For now my body, my companion, which is always sending its signals the rough black “No,” the golden “Come,” in rapid running arrows of sensation, beckons. Someone moves. Did I raise my arm? Did I look? Did my yellow scarf with the strawberry spots float and signal? He has broken from the wall. He follows. I am pursued thought the forest. All is rapt, all is nocturnal, and the parrots go screaming through the branches.
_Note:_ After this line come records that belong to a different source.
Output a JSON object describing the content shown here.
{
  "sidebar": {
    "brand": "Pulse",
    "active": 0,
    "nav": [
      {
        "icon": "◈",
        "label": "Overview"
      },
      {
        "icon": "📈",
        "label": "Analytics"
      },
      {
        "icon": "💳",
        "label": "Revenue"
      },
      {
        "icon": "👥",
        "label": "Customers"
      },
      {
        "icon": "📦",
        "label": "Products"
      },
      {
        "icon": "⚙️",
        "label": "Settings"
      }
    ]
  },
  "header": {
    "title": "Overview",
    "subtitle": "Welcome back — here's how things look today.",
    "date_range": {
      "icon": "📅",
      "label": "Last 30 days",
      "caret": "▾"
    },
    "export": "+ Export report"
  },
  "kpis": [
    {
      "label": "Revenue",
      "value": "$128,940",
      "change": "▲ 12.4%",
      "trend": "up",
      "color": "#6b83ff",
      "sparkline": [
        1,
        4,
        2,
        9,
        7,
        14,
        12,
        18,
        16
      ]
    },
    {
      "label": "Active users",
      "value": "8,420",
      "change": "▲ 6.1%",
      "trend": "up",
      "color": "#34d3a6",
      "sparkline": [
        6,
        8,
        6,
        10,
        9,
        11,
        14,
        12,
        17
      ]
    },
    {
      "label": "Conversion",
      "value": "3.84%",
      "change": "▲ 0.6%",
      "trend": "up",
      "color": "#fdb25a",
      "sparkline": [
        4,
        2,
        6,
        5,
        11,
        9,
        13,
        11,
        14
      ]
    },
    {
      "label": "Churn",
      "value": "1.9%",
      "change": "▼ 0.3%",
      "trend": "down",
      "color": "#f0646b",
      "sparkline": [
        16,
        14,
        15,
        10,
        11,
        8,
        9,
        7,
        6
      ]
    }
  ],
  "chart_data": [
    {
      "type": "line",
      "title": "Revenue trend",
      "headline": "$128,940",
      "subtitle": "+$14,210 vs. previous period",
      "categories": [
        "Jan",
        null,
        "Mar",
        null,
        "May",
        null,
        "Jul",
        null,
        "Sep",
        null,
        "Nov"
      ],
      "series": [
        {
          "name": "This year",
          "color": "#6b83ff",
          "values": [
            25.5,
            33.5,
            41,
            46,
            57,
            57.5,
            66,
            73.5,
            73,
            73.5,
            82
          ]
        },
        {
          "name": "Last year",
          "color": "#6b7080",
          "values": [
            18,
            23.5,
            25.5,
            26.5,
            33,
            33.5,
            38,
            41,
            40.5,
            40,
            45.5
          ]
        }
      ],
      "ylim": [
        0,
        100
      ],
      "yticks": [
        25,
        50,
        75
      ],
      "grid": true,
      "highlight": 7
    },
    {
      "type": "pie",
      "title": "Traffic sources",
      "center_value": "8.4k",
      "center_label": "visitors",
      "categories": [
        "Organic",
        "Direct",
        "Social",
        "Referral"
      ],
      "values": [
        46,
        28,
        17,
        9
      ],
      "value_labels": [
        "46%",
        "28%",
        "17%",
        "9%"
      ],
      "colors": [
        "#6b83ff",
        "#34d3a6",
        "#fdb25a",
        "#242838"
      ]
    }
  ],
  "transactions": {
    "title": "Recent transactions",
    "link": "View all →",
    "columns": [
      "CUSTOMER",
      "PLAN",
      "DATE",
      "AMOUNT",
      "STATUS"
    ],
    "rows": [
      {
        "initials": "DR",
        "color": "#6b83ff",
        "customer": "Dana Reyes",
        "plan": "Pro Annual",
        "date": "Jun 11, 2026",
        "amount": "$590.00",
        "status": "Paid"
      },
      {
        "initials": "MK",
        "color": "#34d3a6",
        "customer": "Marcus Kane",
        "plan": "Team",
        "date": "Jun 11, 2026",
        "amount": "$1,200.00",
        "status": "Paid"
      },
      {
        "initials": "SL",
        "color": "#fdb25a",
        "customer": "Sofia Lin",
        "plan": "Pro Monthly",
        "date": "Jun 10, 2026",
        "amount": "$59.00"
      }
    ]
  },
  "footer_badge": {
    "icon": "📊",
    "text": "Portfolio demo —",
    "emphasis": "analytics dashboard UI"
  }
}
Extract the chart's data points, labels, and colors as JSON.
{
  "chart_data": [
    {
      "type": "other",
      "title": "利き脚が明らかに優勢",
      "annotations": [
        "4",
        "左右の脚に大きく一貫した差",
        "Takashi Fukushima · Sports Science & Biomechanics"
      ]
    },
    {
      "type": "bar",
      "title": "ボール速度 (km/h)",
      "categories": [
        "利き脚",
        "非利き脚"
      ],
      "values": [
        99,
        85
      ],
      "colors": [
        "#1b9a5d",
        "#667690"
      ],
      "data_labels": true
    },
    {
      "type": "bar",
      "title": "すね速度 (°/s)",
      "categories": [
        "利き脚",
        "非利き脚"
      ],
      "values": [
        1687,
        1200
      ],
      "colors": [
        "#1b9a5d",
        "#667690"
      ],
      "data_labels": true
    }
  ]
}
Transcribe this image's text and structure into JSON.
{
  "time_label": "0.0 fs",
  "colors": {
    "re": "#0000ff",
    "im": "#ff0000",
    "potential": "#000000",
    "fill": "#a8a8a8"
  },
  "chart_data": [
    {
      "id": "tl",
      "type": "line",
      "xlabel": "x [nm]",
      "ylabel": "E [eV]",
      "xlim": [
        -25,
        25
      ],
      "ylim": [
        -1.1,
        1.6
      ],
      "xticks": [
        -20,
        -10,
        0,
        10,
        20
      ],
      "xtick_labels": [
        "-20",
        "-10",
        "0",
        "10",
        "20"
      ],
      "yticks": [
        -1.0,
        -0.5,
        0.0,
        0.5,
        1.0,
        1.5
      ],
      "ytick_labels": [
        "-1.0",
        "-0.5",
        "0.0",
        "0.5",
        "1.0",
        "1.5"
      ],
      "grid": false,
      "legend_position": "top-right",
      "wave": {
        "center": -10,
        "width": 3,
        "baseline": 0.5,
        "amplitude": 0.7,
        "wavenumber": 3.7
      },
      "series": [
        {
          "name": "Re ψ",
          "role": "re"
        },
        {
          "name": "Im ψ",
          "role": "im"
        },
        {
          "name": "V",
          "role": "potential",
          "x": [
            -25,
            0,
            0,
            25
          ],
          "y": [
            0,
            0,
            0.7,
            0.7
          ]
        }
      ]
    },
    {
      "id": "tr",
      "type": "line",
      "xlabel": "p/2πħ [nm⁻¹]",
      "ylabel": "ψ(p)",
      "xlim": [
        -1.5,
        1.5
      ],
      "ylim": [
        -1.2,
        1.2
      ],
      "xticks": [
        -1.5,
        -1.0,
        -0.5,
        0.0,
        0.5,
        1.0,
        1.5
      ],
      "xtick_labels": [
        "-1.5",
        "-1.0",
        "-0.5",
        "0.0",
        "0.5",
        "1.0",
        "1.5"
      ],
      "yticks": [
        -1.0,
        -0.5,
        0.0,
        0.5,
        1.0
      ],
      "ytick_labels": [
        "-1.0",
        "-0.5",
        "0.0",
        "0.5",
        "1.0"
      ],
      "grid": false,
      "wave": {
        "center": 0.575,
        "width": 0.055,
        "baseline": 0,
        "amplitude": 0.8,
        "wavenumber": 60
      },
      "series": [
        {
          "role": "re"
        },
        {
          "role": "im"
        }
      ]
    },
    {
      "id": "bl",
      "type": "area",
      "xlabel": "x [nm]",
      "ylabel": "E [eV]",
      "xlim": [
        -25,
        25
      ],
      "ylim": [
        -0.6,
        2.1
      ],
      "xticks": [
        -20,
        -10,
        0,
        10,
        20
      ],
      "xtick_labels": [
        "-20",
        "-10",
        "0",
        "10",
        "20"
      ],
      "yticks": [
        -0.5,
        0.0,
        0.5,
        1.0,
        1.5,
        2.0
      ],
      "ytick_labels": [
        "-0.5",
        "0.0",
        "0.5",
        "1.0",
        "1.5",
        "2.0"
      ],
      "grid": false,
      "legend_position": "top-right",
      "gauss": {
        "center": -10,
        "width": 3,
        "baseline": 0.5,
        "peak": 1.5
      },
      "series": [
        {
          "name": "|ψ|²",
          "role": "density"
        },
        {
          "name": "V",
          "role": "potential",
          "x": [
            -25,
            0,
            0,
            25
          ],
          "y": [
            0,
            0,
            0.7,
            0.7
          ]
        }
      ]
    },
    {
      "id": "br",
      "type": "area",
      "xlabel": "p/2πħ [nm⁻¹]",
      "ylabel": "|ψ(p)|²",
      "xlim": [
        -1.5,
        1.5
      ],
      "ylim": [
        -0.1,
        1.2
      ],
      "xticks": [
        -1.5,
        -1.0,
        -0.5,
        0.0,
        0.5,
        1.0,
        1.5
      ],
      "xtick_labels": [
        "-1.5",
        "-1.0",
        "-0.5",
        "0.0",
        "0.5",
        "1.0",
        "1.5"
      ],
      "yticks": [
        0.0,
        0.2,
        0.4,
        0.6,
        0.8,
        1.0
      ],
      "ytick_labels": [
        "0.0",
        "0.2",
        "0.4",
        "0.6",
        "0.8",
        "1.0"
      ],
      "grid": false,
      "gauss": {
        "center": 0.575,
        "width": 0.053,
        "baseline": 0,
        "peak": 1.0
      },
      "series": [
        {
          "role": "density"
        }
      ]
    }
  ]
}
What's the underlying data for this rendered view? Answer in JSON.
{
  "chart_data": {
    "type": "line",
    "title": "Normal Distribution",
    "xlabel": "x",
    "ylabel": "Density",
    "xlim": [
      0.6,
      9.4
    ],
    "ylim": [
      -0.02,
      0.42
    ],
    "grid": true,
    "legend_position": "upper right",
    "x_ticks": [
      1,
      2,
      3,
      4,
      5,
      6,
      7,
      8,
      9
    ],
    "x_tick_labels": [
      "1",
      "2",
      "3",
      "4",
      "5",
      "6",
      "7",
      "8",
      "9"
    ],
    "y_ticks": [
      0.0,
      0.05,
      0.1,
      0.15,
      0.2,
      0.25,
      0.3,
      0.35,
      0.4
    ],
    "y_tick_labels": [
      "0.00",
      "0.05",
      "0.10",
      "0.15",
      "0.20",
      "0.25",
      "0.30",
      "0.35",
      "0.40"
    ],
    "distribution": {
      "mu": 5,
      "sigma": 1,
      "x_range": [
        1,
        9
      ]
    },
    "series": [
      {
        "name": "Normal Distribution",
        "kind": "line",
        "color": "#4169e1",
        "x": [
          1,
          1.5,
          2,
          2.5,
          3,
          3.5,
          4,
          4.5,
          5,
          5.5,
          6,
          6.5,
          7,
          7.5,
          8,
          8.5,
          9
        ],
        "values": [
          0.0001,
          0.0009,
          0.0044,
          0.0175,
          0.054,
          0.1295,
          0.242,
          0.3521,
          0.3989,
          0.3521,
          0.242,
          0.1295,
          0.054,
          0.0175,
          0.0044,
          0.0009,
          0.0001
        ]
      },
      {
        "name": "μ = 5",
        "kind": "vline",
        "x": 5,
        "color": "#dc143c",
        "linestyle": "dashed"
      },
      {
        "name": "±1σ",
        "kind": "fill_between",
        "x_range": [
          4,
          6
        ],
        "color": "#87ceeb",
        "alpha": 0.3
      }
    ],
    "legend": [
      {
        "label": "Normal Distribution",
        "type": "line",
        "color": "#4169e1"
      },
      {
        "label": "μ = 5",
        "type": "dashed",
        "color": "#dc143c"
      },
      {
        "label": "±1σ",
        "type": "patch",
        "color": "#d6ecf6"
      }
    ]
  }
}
All my senses stand erect. Now I feel the roughness of the fiber of the curtain through which I push; now I feel the cold iron railing and its blistered paint beneath my palm. Now the cool tide of darkness breaks its waters over me. We are out of doors. Night opens; night traversed by wandering moths; night hiding lovers roaming to adventure. I smell roses; I smell violets; I see red and blue just hidden. Now gravel is under my shoes; no grass. Up reel the tall backs of houses guilty with lights. All London is uneasy with flashing lights. Now let us sing our love song – Come, come, come. Now my gold signal is like a dragon-fly flying taut. Jug, jug, jug, I sing like the nightingale whose melody is crowded in the too narrow passage of her throat. Now I hear crash and rending of boughs and the crack of antlers as if the beasts of the forest were all hunting, all rearing high and plunging down among the thorns. One has pierced me. One is driven deep within me.
*****
What has my destiny been, the sharp-pointed pyramid that has pressed on my ribs all these years? That I remember the Nile and the women carrying pitchers on their heads; that I feel myself woven in and out of the long summers and winters that have made the corn flow and have frozen the streams. I am not a single and passing being. My life is not a moment’s bright spark like that on the surface of a diamond. I go beneath ground tortuously, as if a warder carried a lamp from cell to cell. My destiny has been that I remember and must weave together, must plait into one cable the many threads, the thin, the thick, the broken, the enduring of our long history, of our tumultuous and varied day. There is always more to be understood; a discord to be listened for; a falsity to be reprimanded. Broken and soot-stained are these roofs with their chimney cowls, their loose slates, their slinking cats and attic windows. I pick my way over broken glass, among blistered tiles, and see only vile and famished faces.
*****
Heavens! How they caught me as I left the room, the fangs of that old pain! the desire for someone not there. For whom? I did not know at first; then remembered Percival. I had not thought of him for months. Now to laugh with him, to laugh with him at Neville – that was what I wanted, to walk off arm-in-arm together laughing. But he was not there. The place was empty.
*****
But we – against the brick, against the branches, we six, out of how many million millions, for one moment out of what measureless abundance of past time and time to come, burnt there triumphant. The moment was all; the moment was enough.